Fortunately he has two good friends at school.  Milly and Hugh try out their newly acquired research skills by designing a questionnaire to solve Eric’s problem.  They survey other children who come up with a heap of suggestions, but Eric – who, it must be said tends to give up easily – says he’s tried nearly all of them.   But he hasn’t…

‘Well, next is this idea of Emily’s about letting the dog smell your hand and acting gentle around it.’

I knew all about that.  Grandad had told me before we went to the Dog Shelter.  ‘That’s the right thing to do when you meet any dog,’ I said, ‘but after that first introduction, you have to live with your dog every day of its life.  The same goes for Skye’s idea.  Ugly likes being tickled and scratched, but you can’t keep doing that all day.’

Milly crossed off Emily and Skye’s ideas.

‘Dog toys?’ asked Hugh.

‘Ugly’s a spoilt brat,’ I said.  ‘He’s got masses of toys, but he gets bored with them and sneaks off and chews up things that belong to us, like my Parthenon project.’ (p.41)

One experiment appeals, but alas, it doesn’t work out.   The idea of giving the dog bones fails after one try because his mother is none too pleased about Eric carving the bone out of the Sunday roast before it’s been cooked, and Dad is none too pleased about Ugly destroying the vegie patch to bury the bone. The rest of his crazy experiments don’t work out too well either.

The humour derives partly from the narrative voice.
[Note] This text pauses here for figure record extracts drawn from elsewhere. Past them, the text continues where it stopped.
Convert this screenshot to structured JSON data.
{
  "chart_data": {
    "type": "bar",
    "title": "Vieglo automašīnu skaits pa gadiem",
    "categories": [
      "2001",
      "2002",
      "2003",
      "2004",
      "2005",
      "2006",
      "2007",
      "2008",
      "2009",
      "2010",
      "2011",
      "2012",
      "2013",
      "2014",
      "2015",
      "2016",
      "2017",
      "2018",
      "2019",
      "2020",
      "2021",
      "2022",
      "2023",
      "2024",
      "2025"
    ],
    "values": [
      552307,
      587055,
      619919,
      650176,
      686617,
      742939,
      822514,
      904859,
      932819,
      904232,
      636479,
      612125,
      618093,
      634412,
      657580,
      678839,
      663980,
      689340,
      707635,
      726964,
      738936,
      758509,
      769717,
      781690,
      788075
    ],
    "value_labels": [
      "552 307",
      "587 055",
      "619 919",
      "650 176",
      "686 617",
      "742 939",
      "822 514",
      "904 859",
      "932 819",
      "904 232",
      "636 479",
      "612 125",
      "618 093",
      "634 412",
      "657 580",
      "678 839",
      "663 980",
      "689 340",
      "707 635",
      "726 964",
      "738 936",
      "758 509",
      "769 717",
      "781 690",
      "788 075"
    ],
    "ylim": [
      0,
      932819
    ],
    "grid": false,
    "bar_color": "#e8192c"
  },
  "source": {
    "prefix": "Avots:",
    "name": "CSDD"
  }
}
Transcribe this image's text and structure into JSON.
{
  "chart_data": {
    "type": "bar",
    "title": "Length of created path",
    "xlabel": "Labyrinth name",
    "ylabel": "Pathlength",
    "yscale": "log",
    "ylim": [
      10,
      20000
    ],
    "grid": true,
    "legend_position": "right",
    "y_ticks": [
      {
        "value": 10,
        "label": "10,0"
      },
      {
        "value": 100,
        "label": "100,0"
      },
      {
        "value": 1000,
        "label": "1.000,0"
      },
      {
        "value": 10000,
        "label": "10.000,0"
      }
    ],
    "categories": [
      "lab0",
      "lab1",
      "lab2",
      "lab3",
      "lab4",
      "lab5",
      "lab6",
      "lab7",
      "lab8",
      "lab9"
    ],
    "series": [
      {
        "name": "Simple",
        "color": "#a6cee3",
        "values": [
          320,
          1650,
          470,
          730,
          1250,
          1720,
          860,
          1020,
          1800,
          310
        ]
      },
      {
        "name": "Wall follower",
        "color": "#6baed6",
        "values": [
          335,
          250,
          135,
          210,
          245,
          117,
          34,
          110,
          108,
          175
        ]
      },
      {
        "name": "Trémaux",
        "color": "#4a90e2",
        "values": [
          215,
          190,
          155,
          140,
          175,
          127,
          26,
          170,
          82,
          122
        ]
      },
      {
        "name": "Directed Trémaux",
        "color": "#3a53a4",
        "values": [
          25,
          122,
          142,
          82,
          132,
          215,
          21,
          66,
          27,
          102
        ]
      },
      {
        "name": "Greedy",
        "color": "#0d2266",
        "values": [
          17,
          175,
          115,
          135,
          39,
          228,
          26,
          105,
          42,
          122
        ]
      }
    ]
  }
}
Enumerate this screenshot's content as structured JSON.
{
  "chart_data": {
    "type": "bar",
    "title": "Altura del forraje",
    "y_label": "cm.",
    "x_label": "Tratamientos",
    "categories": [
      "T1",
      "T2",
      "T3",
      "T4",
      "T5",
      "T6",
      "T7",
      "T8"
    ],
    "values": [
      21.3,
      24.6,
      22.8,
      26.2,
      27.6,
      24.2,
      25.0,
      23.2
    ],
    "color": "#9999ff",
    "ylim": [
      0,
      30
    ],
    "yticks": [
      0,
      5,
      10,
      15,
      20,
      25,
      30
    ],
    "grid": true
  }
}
The book is written entirely from Eric’s point of view, so although young readers can see that Ugly’s flaws are caused by Eric’s behaviour, Eric doesn’t see that at all.  His whiny self-justifications and blaming of others are funny because they’re authentic.

Meanwhile the dog is growing, and the time comes when there’s an ultimatum.  Either Eric takes responsibility for the dog and trains it properly, or it has to go.  The humour limps a bit as the ‘responsibility’ theme kicks in, but I still think that young readers will enjoy the book and its unexpected ending.

The cover art by Jo Hunt is just perfect.

Author: Elizabeth Henshaw
Title: My Dog Doesn’t Like Me
Publisher: UQP (University of Queensland Press), 2014
ISBN: 9780702250170
Source: Review copy courtesy of UQP.

Availability
Fishpond: My Dog Doesn’t Like Me
or direct from UQP.

PS Elizabeth Henshaw is also the author of Helicopter Man which won the Children’s Book Council of Australia Award for Book of the Year: Younger Readers (2006).   It’s not a book for younger readers, IMO, because it’s a harrowing book about a boy whose father suffers from paranoid schizophrenia and they are on the run from the father’s imaginary enemies.  But in the hands of a skilled teacher it is an excellent book for older readers and young adults to comprehend what life can be like when there is mental illness in the family.